Cunliffe Vincent T
MRC Centre for Developmental and Biomedical Genetics and Department of Biomedical Science, University of Sheffield, Firth Court, Western Bank, Sheffield S10 2TN, United Kingdom.
Curr Opin Genet Dev. 2008 Oct;18(5):404-10. doi: 10.1016/j.gde.2008.10.001. Epub 2008 Oct 16.

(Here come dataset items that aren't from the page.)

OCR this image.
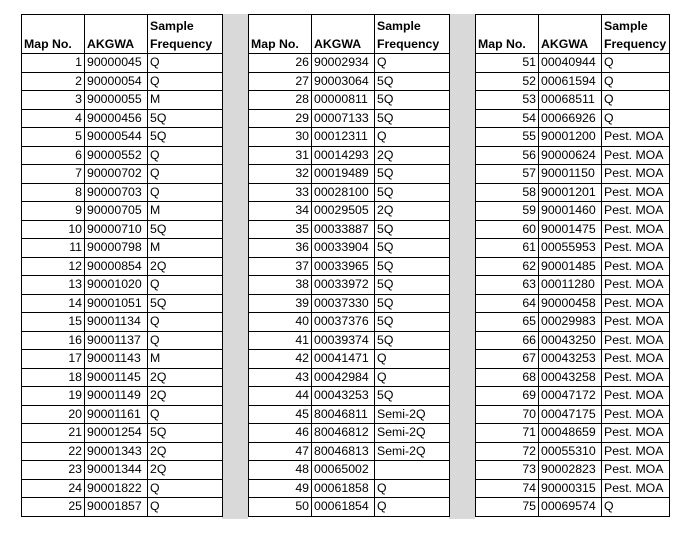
Map No.	AKGWA	Sample
Frequency
1	90000045	Q
2	90000054	Q
3	90000055	M
4	90000456	5Q
5	90000544	5Q
6	90000552	Q
7	90000702	Q
8	90000703	Q
9	90000705	M
10	90000710	5Q
11	90000798	M
12	90000854	2Q
13	90001020	Q
14	90001051	5Q
15	90001134	Q
16	90001137	Q
17	90001143	M
18	90001145	2Q
19	90001149	2Q
20	90001161	Q
21	90001254	5Q
22	90001343	2Q
23	90001344	2Q
24	90001822	Q
25	90001857	Q
Map No.	AKGWA	Sample
Frequency
26	90002934	Q
27	90003064	5Q
28	00000811	5Q
29	00007133	5Q
30	00012311	Q
31	00014293	2Q
32	00019489	5Q
33	00028100	5Q
34	00029505	2Q
35	00033887	5Q
36	00033904	5Q
37	00033965	5Q
38	00033972	5Q
39	00037330	5Q
40	00037376	5Q
41	00039374	5Q
42	00041471	Q
43	00042984	Q
44	00043253	5Q
45	80046811	Semi-2Q
46	80046812	Semi-2Q
47	80046813	Semi-2Q
48	00065002	
49	00061858	Q
50	00061854	Q
Map No.	AKGWA	Sample
Frequency
51	00040944	Q
52	00061594	Q
53	00068511	Q
54	00066926	Q
55	90001200	Pest. MOA
56	90000624	Pest. MOA
57	90001150	Pest. MOA
58	90001201	Pest. MOA
59	90001460	Pest. MOA
60	90001475	Pest. MOA
61	00055953	Pest. MOA
62	90001485	Pest. MOA
63	00011280	Pest. MOA
64	90000458	Pest. MOA
65	00029983	Pest. MOA
66	00043250	Pest. MOA
67	00043253	Pest. MOA
68	00043258	Pest. MOA
69	00047172	Pest. MOA
70	00047175	Pest. MOA
71	00048659	Pest. MOA
72	00055310	Pest. MOA
73	90002823	Pest. MOA
74	90000315	Pest. MOA
75	00069574	Q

Histone deacetylases (HDACs) are essential catalytic components of the transcription silencing machinery and they play important roles in the programming of multicellular development. HDACs are present within multisubunit protein complexes, other components of which govern HDAC target gene specificity by controlling interactions with sequence-specific DNA-binding proteins. Here, I review the different developmental roles of the Sin3, NuRD, CoREST and NCoR/SMRT Class I HDAC complexes. With their distinct subunit composition, these versatile molecular devices function in many different settings, to promote axis specification and tissue patterning, to maintain stem cell pluripotency, facilitate self-renewal, guide lineage commitment and drive cell differentiation.
组蛋白去乙酰化酶(HDACs)是转录沉默机制中必不可少的催化成分,在多细胞发育编程中发挥着重要作用。HDACs存在于多亚基蛋白质复合物中,其中其他成分通过控制与序列特异性DNA结合蛋白的相互作用来决定HDAC靶基因的特异性。在此,我将综述Sin3、NuRD、CoREST和NCoR/SMRT I类HDAC复合物在不同发育过程中的作用。这些多功能分子装置具有独特的亚基组成,在许多不同情况下发挥作用,促进轴的特化和组织模式形成,维持干细胞多能性,促进自我更新,引导谱系定向并驱动细胞分化。